Dans une interview accordée le 25 octobre 2017 à l’agence de presse iranienne ISNA, affiliée au courant pragmatique modéré iranien, le porte-parole du Hamas Sami Abou Zuhri s’est étendu sur le sujet des relations de son mouvement avec l’Iran et sur l’accord de réconciliation Hamas-Fatah. Il a affirmé que les désaccords entre le Hamas et l’Iran relatifs au soutien du Hamas à la résistance en Syrie appartenaient au passé, et que l’Iran et le Hamas cherchaient désormais à se rapprocher.

Concernant l’accord de réconciliation intra-palestinien, Abou Zuhri a souligné qu’il ne nuirait pas à la résistance et que le Hamas ne désarmerait jamais. Il a noté que l’objectif du Hamas dans la réconciliation était de libérer du temps pour le consacrer à la résistance, précisant que si le Fatah avait l’intention d’entraîner le Hamas vers un compromis avec Israël, « nous attirerons le Fatah vers la résistance ». Extraits :

Les désaccords entre le Hamas et l’Iran appartiennent au passé

Question : Récemment, vous avez affirmé que les désaccords entre l’Iran et le Hamas appartenaient au passé. Qu’est ce que cela signifie?

Abou Zuhri : L’axe principal dans cette affaire est la question de la Palestine et de la résistance. Les deux parties veulent élargir le champ de leurs relations ; ainsi, les désaccords entre ces [deux] parties sont à reléguer au passé et ont perdu de leur importance. Nous retrouverons les relations chaleureuses que nous avions autrefois. Il n’y a aucun obstacle à cela.

Q : Quelle a été la cause des désaccords ? Certains parlent de changements dans la structure du Hamas et d’un désir d’étendre le champ des relations avec l’Iran.
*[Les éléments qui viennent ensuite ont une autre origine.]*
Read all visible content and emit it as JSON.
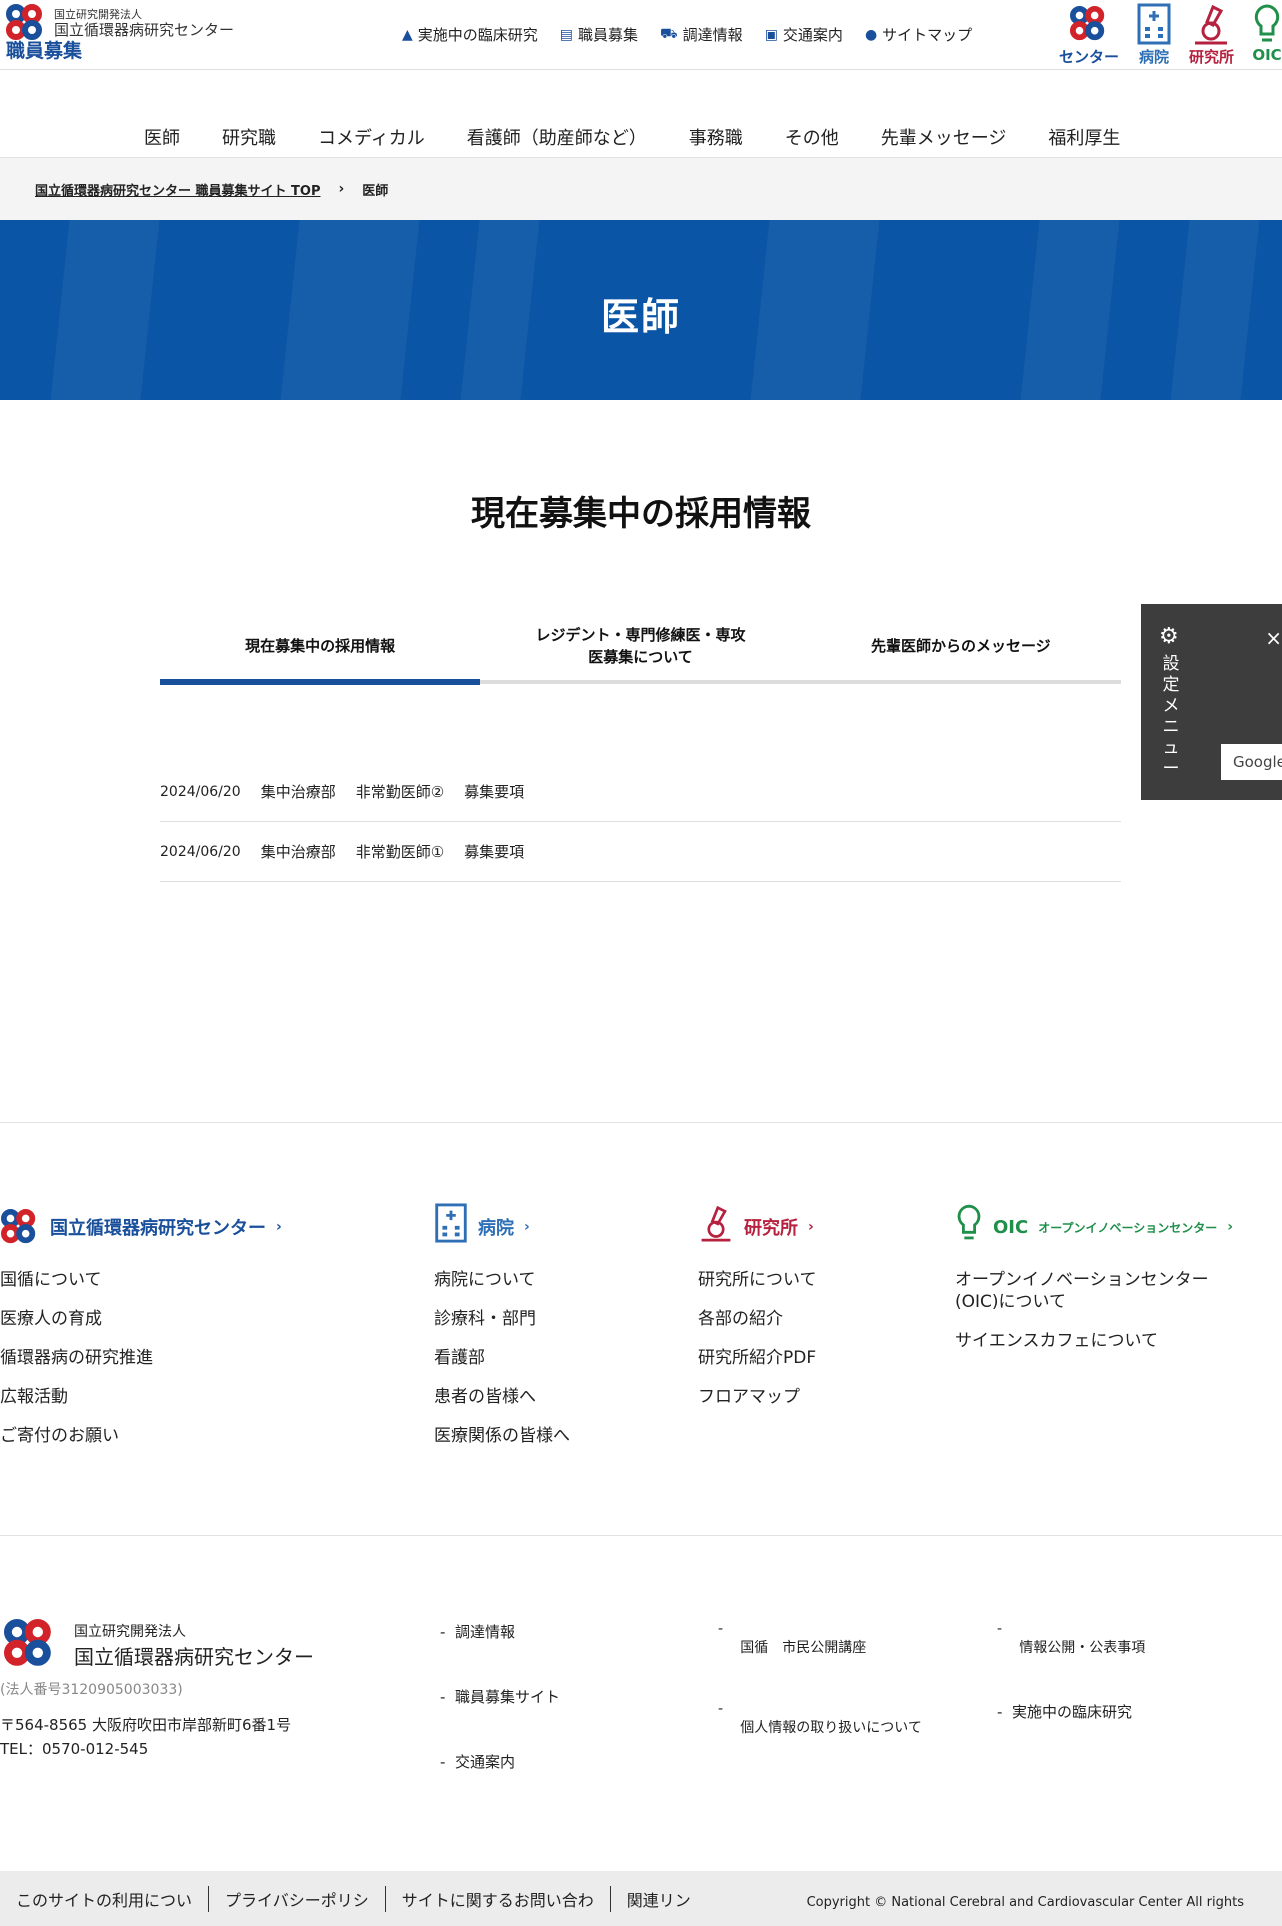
{
  "header": {
    "logo_small": "国立研究開発法人",
    "logo_name": "国立循環器病研究センター",
    "logo_sub": "職員募集",
    "utility": [
      {
        "label": "実施中の臨床研究",
        "icon": "flask-icon"
      },
      {
        "label": "職員募集",
        "icon": "document-icon"
      },
      {
        "label": "調達情報",
        "icon": "cart-icon"
      },
      {
        "label": "交通案内",
        "icon": "train-icon"
      },
      {
        "label": "サイトマップ",
        "icon": "pin-icon"
      }
    ],
    "brands": [
      {
        "label": "センター",
        "color": "#1a4f9c"
      },
      {
        "label": "病院",
        "color": "#2f6fb5"
      },
      {
        "label": "研究所",
        "color": "#b5213e"
      },
      {
        "label": "OIC",
        "color": "#1f8f4a"
      }
    ]
  },
  "nav": [
    "医師",
    "研究職",
    "コメディカル",
    "看護師（助産師など）",
    "事務職",
    "その他",
    "先輩メッセージ",
    "福利厚生"
  ],
  "breadcrumb": {
    "home": "国立循環器病研究センター 職員募集サイト TOP",
    "current": "医師"
  },
  "hero": {
    "title": "医師"
  },
  "section": {
    "title": "現在募集中の採用情報"
  },
  "tabs": [
    "現在募集中の採用情報",
    "レジデント・専門修練医・専攻医募集について",
    "先輩医師からのメッセージ"
  ],
  "jobs": [
    {
      "date": "2024/06/20",
      "dept": "集中治療部",
      "title": "非常勤医師②",
      "link": "募集要項"
    },
    {
      "date": "2024/06/20",
      "dept": "集中治療部",
      "title": "非常勤医師①",
      "link": "募集要項"
    }
  ],
  "settings": {
    "label": "設定メニュー",
    "close": "×",
    "google": "Google"
  },
  "sitemap": {
    "center": {
      "title": "国立循環器病研究センター",
      "items": [
        "国循について",
        "医療人の育成",
        "循環器病の研究推進",
        "広報活動",
        "ご寄付のお願い"
      ]
    },
    "hospital": {
      "title": "病院",
      "items": [
        "病院について",
        "診療科・部門",
        "看護部",
        "患者の皆様へ",
        "医療関係の皆様へ"
      ]
    },
    "institute": {
      "title": "研究所",
      "items": [
        "研究所について",
        "各部の紹介",
        "研究所紹介PDF",
        "フロアマップ"
      ]
    },
    "oic": {
      "title": "OIC",
      "subtitle": "オープンイノベーションセンター",
      "items": [
        "オープンイノベーションセンター(OIC)について",
        "サイエンスカフェについて"
      ]
    }
  },
  "footer": {
    "org_small": "国立研究開発法人",
    "org_name": "国立循環器病研究センター",
    "corp_no": "(法人番号3120905003033)",
    "address": "〒564-8565 大阪府吹田市岸部新町6番1号",
    "tel": "TEL：0570-012-545",
    "links_col1": [
      "調達情報",
      "職員募集サイト",
      "交通案内"
    ],
    "links_col2": [
      "国循　市民公開講座",
      "個人情報の取り扱いについて"
    ],
    "links_col3": [
      "情報公開・公表事項",
      "実施中の臨床研究"
    ]
  },
  "bottom": {
    "links": [
      "このサイトの利用につい",
      "プライバシーポリシ",
      "サイトに関するお問い合わ",
      "関連リン"
    ],
    "copyright": "Copyright © National Cerebral and Cardiovascular Center All rights"
  }
}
Abou Zuhri : Il n’est pas important de revenir sur le passé. Nous devons considérer les merveilleuses relations qui existent entre l’Iran et le Hamas [aujourd’hui]. Les développements internes du Hamas et les élections qui ont eu lieu n’ont rien à voir avec la décision de l’Iran et du Hamas de [restaurer] les merveilleuses relations qu’ils avaient autrefois. Comme je l’ai dit, les deux parties cherchent à développer leurs relations. L’une des raisons en est que les ennemis ont redoublé d’efforts pour les attaquer l’un et l’autre, ainsi que la résistance, et [ces considérations] imposent à l’Iran et au Hamas de retrouver les excellentes et merveilleuses relations qu’ils avaient autrefois.
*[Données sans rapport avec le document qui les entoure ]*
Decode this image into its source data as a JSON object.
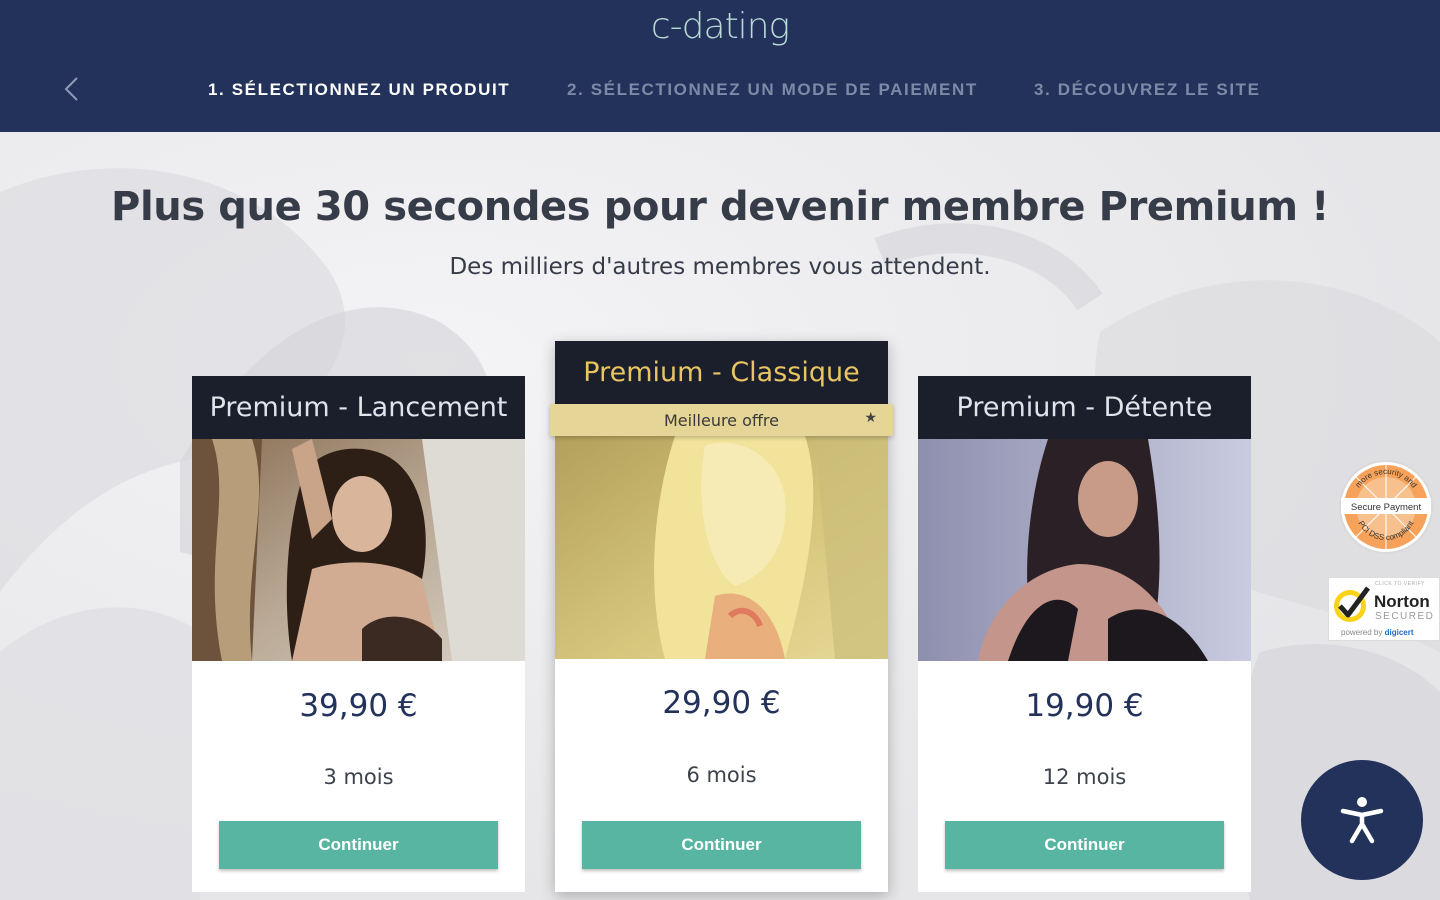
{
  "header": {
    "logo": "c-dating",
    "steps": [
      {
        "label": "1. SÉLECTIONNEZ UN PRODUIT",
        "active": true
      },
      {
        "label": "2. SÉLECTIONNEZ UN MODE DE PAIEMENT",
        "active": false
      },
      {
        "label": "3. DÉCOUVREZ LE SITE",
        "active": false
      }
    ],
    "back_icon": "chevron-left-icon"
  },
  "hero": {
    "title": "Plus que 30 secondes pour devenir membre Premium !",
    "subtitle": "Des milliers d'autres membres vous attendent."
  },
  "plans": [
    {
      "name": "Premium - Lancement",
      "price": "39,90 €",
      "duration": "3 mois",
      "cta": "Continuer"
    },
    {
      "name": "Premium - Classique",
      "badge": "Meilleure offre",
      "price": "29,90 €",
      "duration": "6 mois",
      "cta": "Continuer"
    },
    {
      "name": "Premium - Détente",
      "price": "19,90 €",
      "duration": "12 mois",
      "cta": "Continuer"
    }
  ],
  "trust": {
    "secure_payment": {
      "top": "more security and",
      "middle": "Secure Payment",
      "bottom": "PCI DSS compliant"
    },
    "norton": {
      "top": "CLICK TO VERIFY",
      "title": "Norton",
      "sub": "SECURED",
      "powered_prefix": "powered by",
      "powered_brand": "digicert"
    }
  },
  "accessibility_icon": "accessibility-icon",
  "colors": {
    "header_bg": "#22325a",
    "card_head_bg": "#1b1f2b",
    "accent_gold": "#e8c463",
    "button": "#58b5a1",
    "price": "#22325a"
  }
}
Q : Les récents développements dans la région, y compris le rapprochement entre l’Iran et la Turquie, les incidents entre le Qatar et certains Etats membres du Conseil de coopération du Golfe, et surtout les changements dans l’arène des combats et de la politique en Syrie – dans quelle mesure tout cela a-t-il influencé la décision du Hamas de revenir aux merveilleuses relations qu’il avait naguère avec l’Iran ?

Abou Zuhri : Les deux parties veulent rétablir les relations passées. Comme je l’ai dit, il existe une inimitié accrue de la part des ennemis envers la résistance, envers l’Iran et le Hamas, et ce facteur signifie que les deux parties sont contraintes d’élargir le champ de leurs relations, plus que par le passé.
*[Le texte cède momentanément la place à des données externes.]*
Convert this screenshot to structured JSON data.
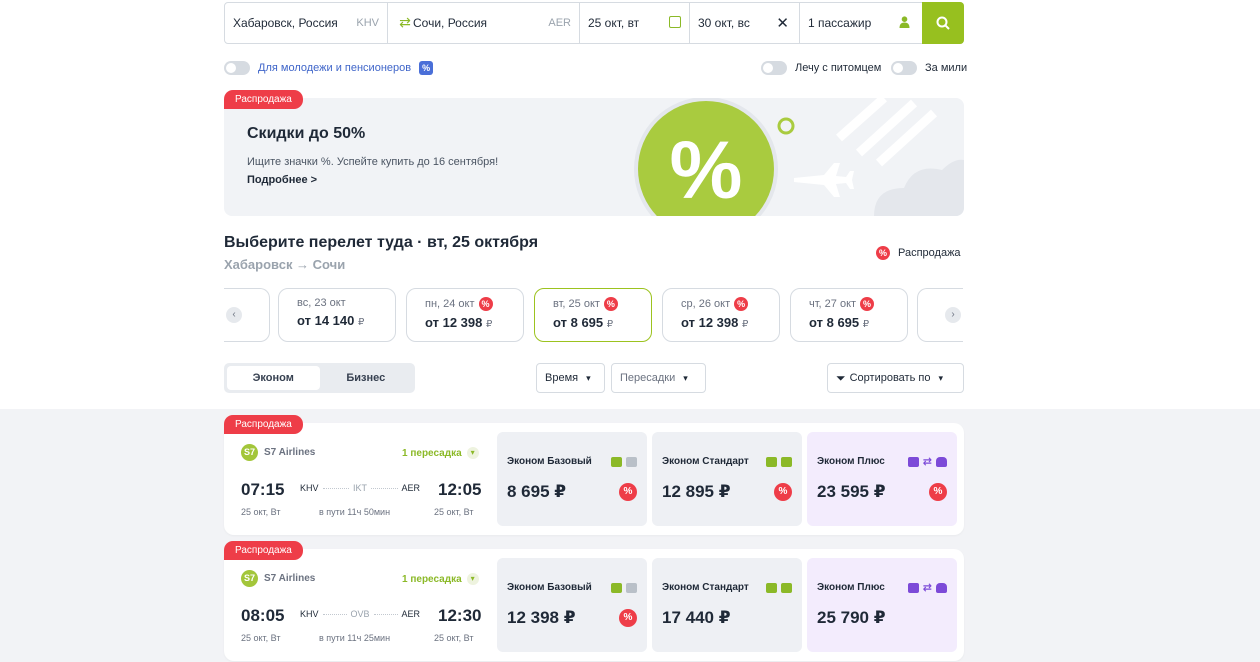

L’Iran « a souligné que la réconciliation ne doit pas nuire au projet de résistance » ; nous investirons tous nos efforts au renforcement de notre puissance

Q : Comment les responsables iraniens ont-ils perçu la réconciliation nationale Fatah-Hamas ?

Abou Zuhri : Lors de mes rencontres avec des responsables iraniens, ils ont salué et reconnu cette belle occasion de mettre fin aux problèmes, à la douleur et aux souffrances de la population de Gaza, mais ils ont également souligné que la réconciliation nationale ne devait pas nuire au projet de la résistance. C’est aussi ce que nous redoutons, et que Dieu nous préserve de cela.

Q : Certains évoquent la possibilité d’un affaliblissement de la résistance due à la réconciliation nationale, et un eventuel désarmement du Hamas. Quelle est la stratégie [du Hamas] pour empêcher que la résistance ne soit touchée ?

Abou Zuhri : J’assure à tous que, concernant la situation actuelle et future de la résistance, la réconciliation nationale ne nuira jamais à la résistance. C’est pourquoi, après les réunions tenues au Caire, notre première visite officielle a eu lieu en Iran, afin de souligner une fois de plus le fait que nous nous tenons aux côtés de la résistance. Contrairement à ce que certains disent, l’objectif de la réconciliation pour nous est de nous rendre plus disponibles pour nous engager dans la résistance. En réalité, notre objectif dans cette réconciliation nationale est de pouvoir consacrer davantage d’attention à la résistance.

Dans l’arène des combats, la résistance est très forte et peut infliger de sérieux coups à l’ennemi sioniste. Nous mettrons tout en œuvre pour obtenir tous les outils et équipements nécessaires afin de gagner en force et en puissance, de sorte que nous puissions reprendre nos droits des mains des ennemis.

Désarmer le Hamas : un rêve qui ne se réalisera pas ; nous cherchons un plan politique qui mobilisera toutes les forces combattantes contre l’ennemi sioniste

Abou Zuhri : Pendant les pourparlers, aucun sujet appelé « désarmement » n’a été abordé, et cette question n’est pas débattue. Si certains rêvent de désarmer la résistance, nous pouvons briser leurs rêves. Ce sont des rêves qui ne se réaliseront jamais.

Q : Dans quelle mesure le Hamas fait-il confiance au Fatah ? Comment pouvez-vous être certain qu’à l’avenir, le Fatah ne vous obligera pas à rejoindre le compromis [avec Israël] ?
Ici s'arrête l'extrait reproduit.